Utilising the medium of film to highlight the injustices of war, powerful others and corruption in the system is perhaps one of cinema’s oldest past-times; it’s proven effective time and time again, both in terms of the fiction and non-fiction they represent (wartime propaganda wasn’t made just for fun, after all). The misrepresented get their time eventually in the eyes of cinema, and more than likely feed into a new context for a new generation.
When it comes to film criticism however, it seems especially important in these contexts to keep both eyes on objectivity and look at the filmmaking presented, the story itself in its self-contained bubble and let history decide which way the message falls each time they remember it.
That said, there are assumptions we can make when it comes to representations of real-life; for example, even if self-elected Prime Minister Tshombe was a ruthless power-hungry dictator, it just doesn’t seem likely he was a moustache-twirling villain who drank in the dark watching updates of the siege on TV in his office.
The Siege of Jadotville is full of little question marks like this, where what we know of the facts and what the film wants us to know about the facts clearly diverge.

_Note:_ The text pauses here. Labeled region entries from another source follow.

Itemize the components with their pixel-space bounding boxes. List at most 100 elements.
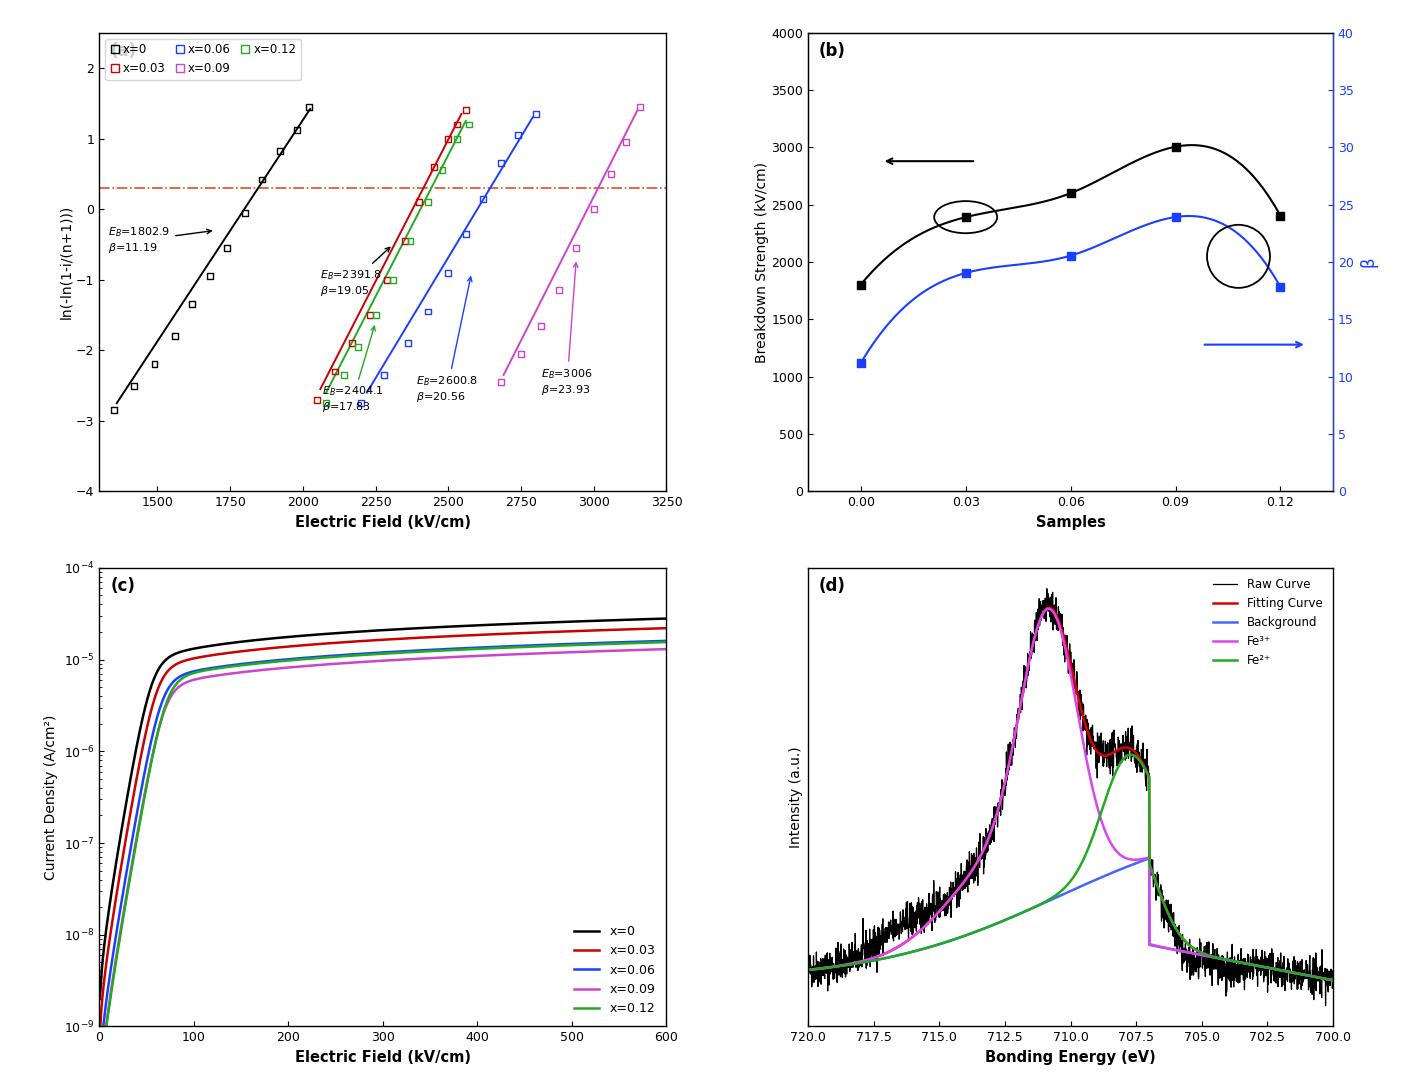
Background [1324,974,1341,987]
Point [530,317,553,334]
Point [1164,209,1187,226]
Fe³⁺ [1324,974,1341,987]
Point [398,233,421,250]
Point [234,204,257,222]
Point [408,193,431,211]
Fitting Curve [827,960,844,973]
Fe²⁺ [1309,971,1326,984]
Fitting Curve [1309,971,1326,984]
x=0.06 [366,646,383,660]
Raw Curve [1055,636,1072,649]
x=0.06 [641,634,658,648]
Line: x=0.09: x=0.09 [99,649,666,1026]
Raw Curve [1317,999,1334,1012]
x=0.09 [91,1020,108,1033]
Point [564,239,587,257]
Fitting Curve [1324,974,1341,987]
x=0.12 [537,640,554,653]
x=0.09 [119,879,136,892]
Line: x=0.06: x=0.06 [99,641,666,1026]
X-axis label: Electric Field (kV/cm): Electric Field (kV/cm) [295,514,471,530]
x=0.06 [119,856,136,869]
Legend: x=0, x=0.03, x=0.06, x=0.09, x=0.12: x=0, x=0.03, x=0.06, x=0.09, x=0.12 [105,38,301,80]
Line: Fe³⁺: Fe³⁺ [808,608,1333,981]
Point [506,127,529,144]
x=0.09 [537,646,554,660]
Fe²⁺ [1309,971,1326,984]
Line: Background: Background [808,858,1333,981]
Legend: x=0, x=0.03, x=0.06, x=0.09, x=0.12: x=0, x=0.03, x=0.06, x=0.09, x=0.12 [570,921,661,1020]
Text: $E_B$=3006
$\beta$=23.93: $E_B$=3006 $\beta$=23.93 [542,263,593,396]
Raw Curve [1038,582,1055,595]
Point [359,306,381,323]
x=0.03 [352,634,369,648]
Fe³⁺ [1055,634,1072,648]
x=0.12 [641,636,658,649]
Point [143,356,166,373]
Point [630,98,652,116]
Y-axis label: ln(-ln(1-i/(n+1))): ln(-ln(1-i/(n+1))) [60,205,74,319]
X-axis label: Electric Field (kV/cm): Electric Field (kV/cm) [295,1049,471,1065]
Point [1269,207,1292,225]
x=0.12 [658,636,675,649]
Background [827,960,844,973]
x=0.06 [352,648,369,661]
Point [423,158,445,176]
Fitting Curve [1041,601,1058,614]
Point [1059,247,1082,264]
Point [251,170,274,188]
Fe²⁺ [1041,893,1058,906]
x=0.06 [641,634,658,648]
x=0.03 [91,1020,108,1033]
x=0.03 [119,819,136,832]
Point [445,116,468,133]
x=0 [658,612,675,625]
Point [1059,185,1082,202]
Point [437,130,459,147]
Y-axis label: Current Density (A/cm²): Current Density (A/cm²) [44,714,58,880]
Point [954,209,977,226]
Fitting Curve [800,963,817,976]
Point [454,102,476,119]
x=0 [366,624,383,637]
x=0 [91,993,108,1006]
Point [431,162,454,179]
Point [376,271,398,288]
Background [1309,971,1326,984]
Fe²⁺ [1214,952,1231,965]
x=0 [537,616,554,629]
x=0.12 [641,636,658,649]
x=0 [641,613,658,626]
Point [306,391,329,408]
Point [489,155,512,173]
Point [489,373,512,391]
Point [332,366,354,383]
x=0.03 [641,622,658,636]
Fe²⁺ [827,960,844,973]
Point [373,366,396,383]
x=0.09 [366,654,383,667]
Point [600,165,623,182]
x=0.12 [91,1020,108,1033]
Line: Fitting Curve: Fitting Curve [808,607,1333,981]
Line: x=0.03: x=0.03 [99,628,666,1026]
Text: (c): (c) [111,577,136,595]
Y-axis label: Breakdown Strength (kV/cm): Breakdown Strength (kV/cm) [754,162,769,363]
X-axis label: Bonding Energy (eV): Bonding Energy (eV) [986,1049,1156,1065]
Point [315,394,337,412]
Text: (a): (a) [111,41,136,60]
Fitting Curve [1309,971,1326,984]
Point [298,98,320,116]
x=0.09 [641,643,658,656]
Point [199,268,221,285]
Background [1055,888,1072,901]
Point [102,402,125,419]
Text: (d): (d) [818,577,845,595]
Raw Curve [1214,960,1231,973]
Line: x=0: x=0 [99,618,666,999]
Point [182,296,204,313]
Raw Curve [827,962,844,975]
Fe³⁺ [1041,603,1058,616]
Point [347,339,370,356]
x=0.03 [641,622,658,636]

Not content to be a simple, angry story about the injustices raked upon a small battalion of Irish soldiers by the UN’s negligence, the film takes personal measures to portray certain figures, such as Conor Cruise O’Brien, as not simply implicated in the event and, indeed, making matters worse but personally responsible to such a degree that every decision any authority figure makes on the matter trickles down from him.
Maybe to a certain degree this happened, but the lengths the movie goes to make us know, black and white, who the bad guys are misses an opportunity to explore the hard decisions and why they’re made, and attempt an even hand in an uneven and unfair scenario.

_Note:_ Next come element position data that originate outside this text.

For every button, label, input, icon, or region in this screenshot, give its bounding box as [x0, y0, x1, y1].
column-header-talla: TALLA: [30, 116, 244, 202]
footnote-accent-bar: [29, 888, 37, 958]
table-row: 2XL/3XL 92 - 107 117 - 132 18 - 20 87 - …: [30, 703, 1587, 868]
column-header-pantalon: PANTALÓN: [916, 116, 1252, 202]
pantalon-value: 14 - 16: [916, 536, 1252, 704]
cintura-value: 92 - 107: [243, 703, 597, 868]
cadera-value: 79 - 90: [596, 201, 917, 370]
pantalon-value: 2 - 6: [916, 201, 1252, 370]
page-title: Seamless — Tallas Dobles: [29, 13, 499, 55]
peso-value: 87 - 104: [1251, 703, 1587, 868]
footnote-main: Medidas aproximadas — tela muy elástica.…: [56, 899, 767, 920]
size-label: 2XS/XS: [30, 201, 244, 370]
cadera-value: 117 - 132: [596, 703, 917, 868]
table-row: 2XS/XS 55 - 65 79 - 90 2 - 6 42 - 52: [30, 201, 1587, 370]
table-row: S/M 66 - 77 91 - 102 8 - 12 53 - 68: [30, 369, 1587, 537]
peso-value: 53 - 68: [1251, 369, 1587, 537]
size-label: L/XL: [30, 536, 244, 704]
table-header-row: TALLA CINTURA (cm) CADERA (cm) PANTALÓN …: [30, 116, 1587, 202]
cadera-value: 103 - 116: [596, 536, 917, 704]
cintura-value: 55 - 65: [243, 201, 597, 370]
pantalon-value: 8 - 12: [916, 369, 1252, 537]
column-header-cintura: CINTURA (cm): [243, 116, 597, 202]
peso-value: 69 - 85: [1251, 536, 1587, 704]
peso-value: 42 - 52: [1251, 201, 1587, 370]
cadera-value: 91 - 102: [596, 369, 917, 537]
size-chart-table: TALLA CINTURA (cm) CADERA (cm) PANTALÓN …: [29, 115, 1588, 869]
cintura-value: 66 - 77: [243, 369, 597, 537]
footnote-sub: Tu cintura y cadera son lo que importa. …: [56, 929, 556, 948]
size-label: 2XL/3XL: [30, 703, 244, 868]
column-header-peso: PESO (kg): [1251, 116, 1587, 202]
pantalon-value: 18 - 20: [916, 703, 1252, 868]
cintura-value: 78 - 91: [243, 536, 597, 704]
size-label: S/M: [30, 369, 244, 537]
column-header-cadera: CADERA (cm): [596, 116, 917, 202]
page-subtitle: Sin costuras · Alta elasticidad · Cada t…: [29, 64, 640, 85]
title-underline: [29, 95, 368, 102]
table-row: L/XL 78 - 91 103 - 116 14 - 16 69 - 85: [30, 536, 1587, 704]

This isn’t aided by the movie’s somewhat tame direction and tone. Following the Irish soldiers, we certainly understand their fears and desperation as wave upon wave continue to assault the small area they are set to defend, but the action lacks punch and doesn’t get close to exploring the true horror of the situation, content to let the discontented barks of Jamie Dornan fill any real introspection.
Fights, punctuated by the odd strategic event, are mostly round after round of soldiers firing blankly into the void or running back and forth from cover; we get little to no indication of the scale of the combat, the camera nearly always pressed tight to the characters which, if pushed to an extreme, could have made a great indication of the claustrophobia of the small-scale assault. Instead, frequent uninteresting mid-shots give the movie a dissatisfying ‘made for television’ quality.
All said, the story is interesting, the characters upbeat, the performances capable and as a brief, somewhat pushy lecture in world history it does a fairly adequate job of explaining what happened to who and why, and we do feel genuinely frustrated for the Irishmen. With a little more care and polish, this could have really made an impact, but for a ‘straight-to-stream’ production there really are worse offerings.